Il est vrai qu’un bon nombre d’études observationnelles publiées dans les dernières décennies ont mis en lumière un lien entre la prise d’acétaminophène durant la grossesse et l’augmentation, quoique petite, de nombre de diagnostics de TSA et d’autres troubles neurodéveloppementaux chez les enfants.

Ces résultats ne prouvent pas la causalité. En épidémiologie, une corrélation ne signifie pas qu’un facteur en cause un autre : par exemple, il existe une corrélation entre le nombre de parapluies et la pluie, mais les parapluies ne causent pas la pluie.

Un exemple qui s’ancre mieux en médecine et dans notre réalité est la corrélation entre le café et le cancer du poumon. Certaines études observationnelles anciennes montraient que les grands buveurs de café avaient un risque plus élevé de cancer du poumon. Cela a fait croire, à tort, à un effet cancérogène du café. Les gros buveurs de café, dans les cohortes étudiées, étaient aussi plus souvent de gros fumeurs. Comme le tabac est la principale cause du cancer du poumon, il était donc difficile de distinguer si c’était le café ou la cigarette qui expliquait l’augmentation du risque.

C’est un exemple classique de biais épidémiologique, plus précisément d’un facteur de confusion. Le café était ici associé à la fois à l’exposition (tabac) et à l’issue (cancer du poumon), créant une association trompeuse. On retrouve le même mécanisme derrière d’autres mythes médicaux, comme celui selon lequel un verre de vin par jour améliorerait la santé globale, une idée désormais démentie.

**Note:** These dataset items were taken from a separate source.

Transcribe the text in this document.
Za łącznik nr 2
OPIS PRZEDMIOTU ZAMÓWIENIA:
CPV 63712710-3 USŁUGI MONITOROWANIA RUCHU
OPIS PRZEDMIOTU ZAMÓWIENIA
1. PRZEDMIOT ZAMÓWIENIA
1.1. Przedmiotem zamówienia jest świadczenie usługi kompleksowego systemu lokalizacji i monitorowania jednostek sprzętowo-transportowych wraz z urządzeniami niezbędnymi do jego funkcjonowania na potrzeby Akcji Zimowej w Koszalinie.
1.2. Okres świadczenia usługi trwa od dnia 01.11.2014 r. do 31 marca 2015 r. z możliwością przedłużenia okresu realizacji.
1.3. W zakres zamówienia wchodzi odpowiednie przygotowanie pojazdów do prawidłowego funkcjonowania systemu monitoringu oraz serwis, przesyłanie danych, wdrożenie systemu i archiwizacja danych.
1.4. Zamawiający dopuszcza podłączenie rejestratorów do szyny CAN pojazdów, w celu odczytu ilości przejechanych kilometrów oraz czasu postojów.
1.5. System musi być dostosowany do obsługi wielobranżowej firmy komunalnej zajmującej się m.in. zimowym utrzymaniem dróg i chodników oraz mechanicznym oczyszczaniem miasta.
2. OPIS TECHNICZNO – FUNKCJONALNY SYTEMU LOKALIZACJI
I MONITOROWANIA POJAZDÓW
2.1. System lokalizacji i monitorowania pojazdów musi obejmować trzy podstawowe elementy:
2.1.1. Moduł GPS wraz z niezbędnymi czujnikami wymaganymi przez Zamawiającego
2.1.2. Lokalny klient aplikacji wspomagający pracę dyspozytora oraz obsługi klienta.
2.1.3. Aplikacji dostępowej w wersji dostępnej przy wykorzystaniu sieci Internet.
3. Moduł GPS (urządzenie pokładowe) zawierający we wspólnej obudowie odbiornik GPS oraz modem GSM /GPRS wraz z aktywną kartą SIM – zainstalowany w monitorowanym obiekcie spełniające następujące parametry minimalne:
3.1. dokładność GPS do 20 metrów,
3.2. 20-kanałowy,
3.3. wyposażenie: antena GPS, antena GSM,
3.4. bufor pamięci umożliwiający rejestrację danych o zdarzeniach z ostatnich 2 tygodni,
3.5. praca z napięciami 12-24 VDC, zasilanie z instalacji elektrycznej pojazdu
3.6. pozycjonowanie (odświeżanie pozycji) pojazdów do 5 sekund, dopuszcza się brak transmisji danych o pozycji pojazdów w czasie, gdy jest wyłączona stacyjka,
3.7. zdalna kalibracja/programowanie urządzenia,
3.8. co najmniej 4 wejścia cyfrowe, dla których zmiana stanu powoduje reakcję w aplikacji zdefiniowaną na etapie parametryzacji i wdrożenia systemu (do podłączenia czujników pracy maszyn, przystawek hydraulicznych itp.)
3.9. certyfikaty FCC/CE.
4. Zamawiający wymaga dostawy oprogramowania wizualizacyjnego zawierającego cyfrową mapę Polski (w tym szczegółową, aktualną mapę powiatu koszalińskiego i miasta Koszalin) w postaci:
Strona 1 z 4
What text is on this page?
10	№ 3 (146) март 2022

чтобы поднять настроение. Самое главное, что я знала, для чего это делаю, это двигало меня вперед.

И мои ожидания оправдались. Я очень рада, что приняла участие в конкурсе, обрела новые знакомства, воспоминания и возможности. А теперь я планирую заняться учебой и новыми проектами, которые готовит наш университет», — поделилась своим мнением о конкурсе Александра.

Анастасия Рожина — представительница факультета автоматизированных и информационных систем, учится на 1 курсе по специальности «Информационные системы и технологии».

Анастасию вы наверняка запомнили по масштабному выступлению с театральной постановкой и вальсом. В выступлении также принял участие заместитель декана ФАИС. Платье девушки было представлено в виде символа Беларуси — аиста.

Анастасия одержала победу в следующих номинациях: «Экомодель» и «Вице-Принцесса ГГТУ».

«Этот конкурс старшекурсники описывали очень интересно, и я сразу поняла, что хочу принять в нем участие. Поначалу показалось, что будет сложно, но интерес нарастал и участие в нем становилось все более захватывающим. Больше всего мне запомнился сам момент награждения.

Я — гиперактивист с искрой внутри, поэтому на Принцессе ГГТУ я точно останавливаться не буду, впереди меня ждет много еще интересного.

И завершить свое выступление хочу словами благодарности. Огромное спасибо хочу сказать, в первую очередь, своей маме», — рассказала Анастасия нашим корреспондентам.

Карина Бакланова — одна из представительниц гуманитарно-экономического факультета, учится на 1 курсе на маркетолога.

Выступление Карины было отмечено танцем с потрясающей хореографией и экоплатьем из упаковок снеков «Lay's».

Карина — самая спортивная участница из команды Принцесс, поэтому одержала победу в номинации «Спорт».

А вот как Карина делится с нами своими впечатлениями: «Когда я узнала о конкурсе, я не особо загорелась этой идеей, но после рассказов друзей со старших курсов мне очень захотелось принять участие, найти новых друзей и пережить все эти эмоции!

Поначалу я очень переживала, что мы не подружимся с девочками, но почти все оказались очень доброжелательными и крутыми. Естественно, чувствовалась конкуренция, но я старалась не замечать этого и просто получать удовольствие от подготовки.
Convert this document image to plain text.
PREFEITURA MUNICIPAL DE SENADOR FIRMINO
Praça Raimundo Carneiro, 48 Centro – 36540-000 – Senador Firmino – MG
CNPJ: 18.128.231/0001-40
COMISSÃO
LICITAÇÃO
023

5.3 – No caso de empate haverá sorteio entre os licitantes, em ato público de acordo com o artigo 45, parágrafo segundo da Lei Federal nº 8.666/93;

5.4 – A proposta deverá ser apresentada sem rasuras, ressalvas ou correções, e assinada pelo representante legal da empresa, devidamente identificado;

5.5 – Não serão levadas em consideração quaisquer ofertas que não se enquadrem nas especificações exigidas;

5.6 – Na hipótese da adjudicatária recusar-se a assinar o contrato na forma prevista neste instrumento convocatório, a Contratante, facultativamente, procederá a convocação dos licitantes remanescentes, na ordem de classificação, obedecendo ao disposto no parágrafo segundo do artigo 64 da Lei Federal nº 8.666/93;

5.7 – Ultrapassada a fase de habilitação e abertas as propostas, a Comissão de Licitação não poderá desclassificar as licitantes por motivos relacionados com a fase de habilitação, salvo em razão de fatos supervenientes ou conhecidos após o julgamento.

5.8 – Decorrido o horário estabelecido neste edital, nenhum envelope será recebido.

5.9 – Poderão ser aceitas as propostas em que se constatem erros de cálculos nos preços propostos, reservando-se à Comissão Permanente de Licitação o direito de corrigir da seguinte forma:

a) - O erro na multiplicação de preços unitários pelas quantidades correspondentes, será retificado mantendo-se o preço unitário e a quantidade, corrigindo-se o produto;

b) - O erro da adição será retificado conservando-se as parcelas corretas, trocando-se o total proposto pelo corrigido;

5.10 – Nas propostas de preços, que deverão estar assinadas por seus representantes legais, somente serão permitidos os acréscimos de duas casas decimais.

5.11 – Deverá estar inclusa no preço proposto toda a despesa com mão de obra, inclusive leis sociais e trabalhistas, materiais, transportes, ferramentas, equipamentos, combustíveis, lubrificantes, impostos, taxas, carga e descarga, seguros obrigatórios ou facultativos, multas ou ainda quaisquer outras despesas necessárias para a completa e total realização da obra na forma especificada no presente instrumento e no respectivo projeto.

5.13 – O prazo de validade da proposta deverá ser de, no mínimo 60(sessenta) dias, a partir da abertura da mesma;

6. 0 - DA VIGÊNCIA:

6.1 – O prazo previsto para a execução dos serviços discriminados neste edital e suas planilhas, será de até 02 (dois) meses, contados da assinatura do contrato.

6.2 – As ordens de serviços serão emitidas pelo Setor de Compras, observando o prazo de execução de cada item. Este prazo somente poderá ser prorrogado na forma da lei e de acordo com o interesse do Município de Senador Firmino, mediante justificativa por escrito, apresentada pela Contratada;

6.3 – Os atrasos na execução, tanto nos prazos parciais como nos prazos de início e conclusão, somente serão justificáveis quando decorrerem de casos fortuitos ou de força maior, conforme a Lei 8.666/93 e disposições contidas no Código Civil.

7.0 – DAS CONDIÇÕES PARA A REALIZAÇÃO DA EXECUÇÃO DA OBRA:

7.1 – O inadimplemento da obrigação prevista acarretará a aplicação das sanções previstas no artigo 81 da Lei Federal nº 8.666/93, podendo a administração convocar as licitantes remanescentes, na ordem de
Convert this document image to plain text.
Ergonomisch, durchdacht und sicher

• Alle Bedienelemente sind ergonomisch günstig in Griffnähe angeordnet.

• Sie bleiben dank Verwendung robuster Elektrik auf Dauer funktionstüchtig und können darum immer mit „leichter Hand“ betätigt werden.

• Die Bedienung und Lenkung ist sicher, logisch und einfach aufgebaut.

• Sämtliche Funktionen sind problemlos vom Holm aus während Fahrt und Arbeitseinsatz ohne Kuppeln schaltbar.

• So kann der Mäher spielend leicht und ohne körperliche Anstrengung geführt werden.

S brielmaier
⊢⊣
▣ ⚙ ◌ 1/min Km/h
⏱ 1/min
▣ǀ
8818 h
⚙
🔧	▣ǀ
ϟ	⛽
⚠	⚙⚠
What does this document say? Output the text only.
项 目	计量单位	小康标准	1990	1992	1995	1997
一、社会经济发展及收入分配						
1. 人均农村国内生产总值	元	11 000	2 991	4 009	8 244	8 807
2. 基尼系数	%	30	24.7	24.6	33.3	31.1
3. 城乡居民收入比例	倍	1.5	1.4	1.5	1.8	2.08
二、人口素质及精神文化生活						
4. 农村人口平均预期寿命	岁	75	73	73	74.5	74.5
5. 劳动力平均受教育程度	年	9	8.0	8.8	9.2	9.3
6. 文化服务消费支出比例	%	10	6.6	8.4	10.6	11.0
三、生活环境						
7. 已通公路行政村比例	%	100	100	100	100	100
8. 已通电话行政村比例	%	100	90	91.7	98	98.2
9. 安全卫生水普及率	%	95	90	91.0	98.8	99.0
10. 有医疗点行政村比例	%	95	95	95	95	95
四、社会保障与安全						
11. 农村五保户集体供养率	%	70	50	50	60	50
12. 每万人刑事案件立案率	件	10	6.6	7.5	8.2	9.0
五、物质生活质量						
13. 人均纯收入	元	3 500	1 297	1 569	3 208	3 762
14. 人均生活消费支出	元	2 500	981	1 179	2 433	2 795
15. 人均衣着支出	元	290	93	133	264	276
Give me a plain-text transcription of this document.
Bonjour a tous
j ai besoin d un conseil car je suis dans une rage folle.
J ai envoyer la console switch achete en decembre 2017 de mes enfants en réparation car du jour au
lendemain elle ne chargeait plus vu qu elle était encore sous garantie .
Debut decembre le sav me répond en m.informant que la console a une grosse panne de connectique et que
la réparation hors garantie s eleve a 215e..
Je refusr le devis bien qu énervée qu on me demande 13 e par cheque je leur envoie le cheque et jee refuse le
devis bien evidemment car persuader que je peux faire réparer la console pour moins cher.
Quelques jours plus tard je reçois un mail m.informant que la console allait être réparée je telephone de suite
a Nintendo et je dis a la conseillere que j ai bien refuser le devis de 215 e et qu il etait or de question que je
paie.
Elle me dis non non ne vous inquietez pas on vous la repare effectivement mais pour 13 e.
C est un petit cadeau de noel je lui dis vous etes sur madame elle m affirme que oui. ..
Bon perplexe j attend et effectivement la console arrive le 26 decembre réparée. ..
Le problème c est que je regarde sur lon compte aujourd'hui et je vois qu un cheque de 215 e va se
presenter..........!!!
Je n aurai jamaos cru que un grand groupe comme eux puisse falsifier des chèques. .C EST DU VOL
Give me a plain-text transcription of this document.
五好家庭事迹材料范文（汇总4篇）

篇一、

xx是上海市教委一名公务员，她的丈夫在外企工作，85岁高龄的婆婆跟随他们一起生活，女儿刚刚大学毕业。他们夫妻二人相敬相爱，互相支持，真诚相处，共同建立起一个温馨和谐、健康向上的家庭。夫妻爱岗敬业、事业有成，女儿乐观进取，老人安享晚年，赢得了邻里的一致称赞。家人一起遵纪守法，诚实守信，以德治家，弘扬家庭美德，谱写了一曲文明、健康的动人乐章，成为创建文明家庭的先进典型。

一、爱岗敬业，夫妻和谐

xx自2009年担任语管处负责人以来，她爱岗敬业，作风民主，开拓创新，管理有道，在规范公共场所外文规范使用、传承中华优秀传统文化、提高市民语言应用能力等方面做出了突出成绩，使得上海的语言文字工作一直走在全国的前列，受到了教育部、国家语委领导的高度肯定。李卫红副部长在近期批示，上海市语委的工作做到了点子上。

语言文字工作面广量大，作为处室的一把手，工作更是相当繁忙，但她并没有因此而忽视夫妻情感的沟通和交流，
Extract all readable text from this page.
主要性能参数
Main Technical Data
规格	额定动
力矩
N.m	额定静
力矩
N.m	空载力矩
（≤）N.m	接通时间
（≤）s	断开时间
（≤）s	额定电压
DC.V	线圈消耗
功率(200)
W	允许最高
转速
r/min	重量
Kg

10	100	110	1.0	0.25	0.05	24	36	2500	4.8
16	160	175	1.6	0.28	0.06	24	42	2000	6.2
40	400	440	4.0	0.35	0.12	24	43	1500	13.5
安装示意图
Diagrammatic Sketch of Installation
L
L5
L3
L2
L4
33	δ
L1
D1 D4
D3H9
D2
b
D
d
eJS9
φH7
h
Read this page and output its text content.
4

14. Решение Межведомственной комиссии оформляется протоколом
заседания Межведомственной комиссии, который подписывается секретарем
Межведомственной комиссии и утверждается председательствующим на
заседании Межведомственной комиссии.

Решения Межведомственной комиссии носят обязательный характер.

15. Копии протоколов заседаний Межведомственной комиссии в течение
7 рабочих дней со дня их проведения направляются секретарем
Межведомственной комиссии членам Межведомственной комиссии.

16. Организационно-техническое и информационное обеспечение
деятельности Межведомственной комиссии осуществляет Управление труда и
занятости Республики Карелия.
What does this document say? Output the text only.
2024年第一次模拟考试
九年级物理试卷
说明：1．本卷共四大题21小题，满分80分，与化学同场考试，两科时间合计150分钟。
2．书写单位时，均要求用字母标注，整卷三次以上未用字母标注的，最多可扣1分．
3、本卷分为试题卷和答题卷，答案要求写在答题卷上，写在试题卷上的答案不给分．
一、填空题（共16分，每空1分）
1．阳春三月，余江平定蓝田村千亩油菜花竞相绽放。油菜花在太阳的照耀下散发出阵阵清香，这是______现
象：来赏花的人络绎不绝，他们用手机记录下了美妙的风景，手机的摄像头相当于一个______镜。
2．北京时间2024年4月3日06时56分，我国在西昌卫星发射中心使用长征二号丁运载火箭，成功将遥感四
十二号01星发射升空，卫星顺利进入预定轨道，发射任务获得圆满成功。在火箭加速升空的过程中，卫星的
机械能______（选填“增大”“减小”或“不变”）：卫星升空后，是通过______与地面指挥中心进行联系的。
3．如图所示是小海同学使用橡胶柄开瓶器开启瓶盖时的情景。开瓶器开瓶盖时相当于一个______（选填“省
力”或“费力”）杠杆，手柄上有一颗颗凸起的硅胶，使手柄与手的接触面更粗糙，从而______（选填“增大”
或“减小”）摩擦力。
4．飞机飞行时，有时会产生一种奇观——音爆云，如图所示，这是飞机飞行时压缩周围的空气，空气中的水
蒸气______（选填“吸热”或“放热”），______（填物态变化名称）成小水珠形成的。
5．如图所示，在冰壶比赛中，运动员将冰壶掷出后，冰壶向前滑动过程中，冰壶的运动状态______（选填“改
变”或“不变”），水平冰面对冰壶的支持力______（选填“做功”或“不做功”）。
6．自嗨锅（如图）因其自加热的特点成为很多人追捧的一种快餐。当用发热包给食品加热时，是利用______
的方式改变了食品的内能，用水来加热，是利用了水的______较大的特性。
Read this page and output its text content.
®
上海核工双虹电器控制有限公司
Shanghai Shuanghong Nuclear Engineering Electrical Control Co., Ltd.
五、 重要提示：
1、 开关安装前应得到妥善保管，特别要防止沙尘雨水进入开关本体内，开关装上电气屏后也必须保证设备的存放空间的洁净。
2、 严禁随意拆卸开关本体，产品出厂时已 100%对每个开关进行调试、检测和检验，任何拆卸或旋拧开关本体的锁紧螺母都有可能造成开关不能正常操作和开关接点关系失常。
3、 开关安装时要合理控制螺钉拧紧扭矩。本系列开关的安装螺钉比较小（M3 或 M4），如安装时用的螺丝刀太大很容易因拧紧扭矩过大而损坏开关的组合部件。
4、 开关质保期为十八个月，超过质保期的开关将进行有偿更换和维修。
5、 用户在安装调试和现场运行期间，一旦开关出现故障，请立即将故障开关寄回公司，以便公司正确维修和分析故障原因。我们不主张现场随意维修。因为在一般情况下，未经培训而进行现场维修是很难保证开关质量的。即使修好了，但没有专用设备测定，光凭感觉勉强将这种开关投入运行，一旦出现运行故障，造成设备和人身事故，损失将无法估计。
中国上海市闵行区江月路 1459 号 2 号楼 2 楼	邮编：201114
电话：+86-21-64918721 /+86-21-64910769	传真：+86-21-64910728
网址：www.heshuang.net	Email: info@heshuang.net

Dans la situation de la corrélation entre l’acétaminophène maternel et l’autisme, plusieurs biais peuvent être mis en cause :

1 — La confusion par indication : les femmes enceintes qui prennent de l’acétaminophène le font la plupart du temps pour traiter une fièvre, une infection ou maux de tête. Mais la fièvre maternelle en elle-même, qui parfois est le premier signe d’une infection, a déjà été associée à des risques pour le développement neurologique du fœtus. Il est donc difficile de savoir si c’est la fièvre, l’infection ou la pilule qui est à blâmer.

2 — Les biais de rappel : dans certaines études, les parents sont interrogés plusieurs années après la grossesse pour se souvenir des médicaments pris. Les mères d’enfants ayant un TSA peuvent, intentionnellement ou non, signaler plus souvent l’acétaminophène, ce qui crée une distorsion des données.

3 — La diversité des facteurs de complexité de l’autisme : nous savons maintenant que les TSA sont dus à un mélangé de facteurs génétiques et environnementaux. Isoler l’effet d’un seul médicament reste très compliqué.

Mais comment faire pour se sortir de ce type de biais ?

En méthodologie, il existe des méthodes pour tenir compte des facteurs qui peuvent fausser les résultats, comme comparer des groupes similaires ou analyser séparément certains sous-groupes.

D’ailleurs, une grande étude suédoise publiée dans le journal JAMA en 2024 a étudié une population de plus de 1,5 million de naissances, dont 185 000 ont été exposés à l’acétaminophène durant la grossesse. Chaque grossesse a été comparée à celles de frères et sœurs non exposés, ce qui permet de réduire l’influence de l’environnement familial. L’étude n’a trouvé aucun lien entre l’acétaminophène et l’autisme ou d’autres troubles neurodéveloppementaux.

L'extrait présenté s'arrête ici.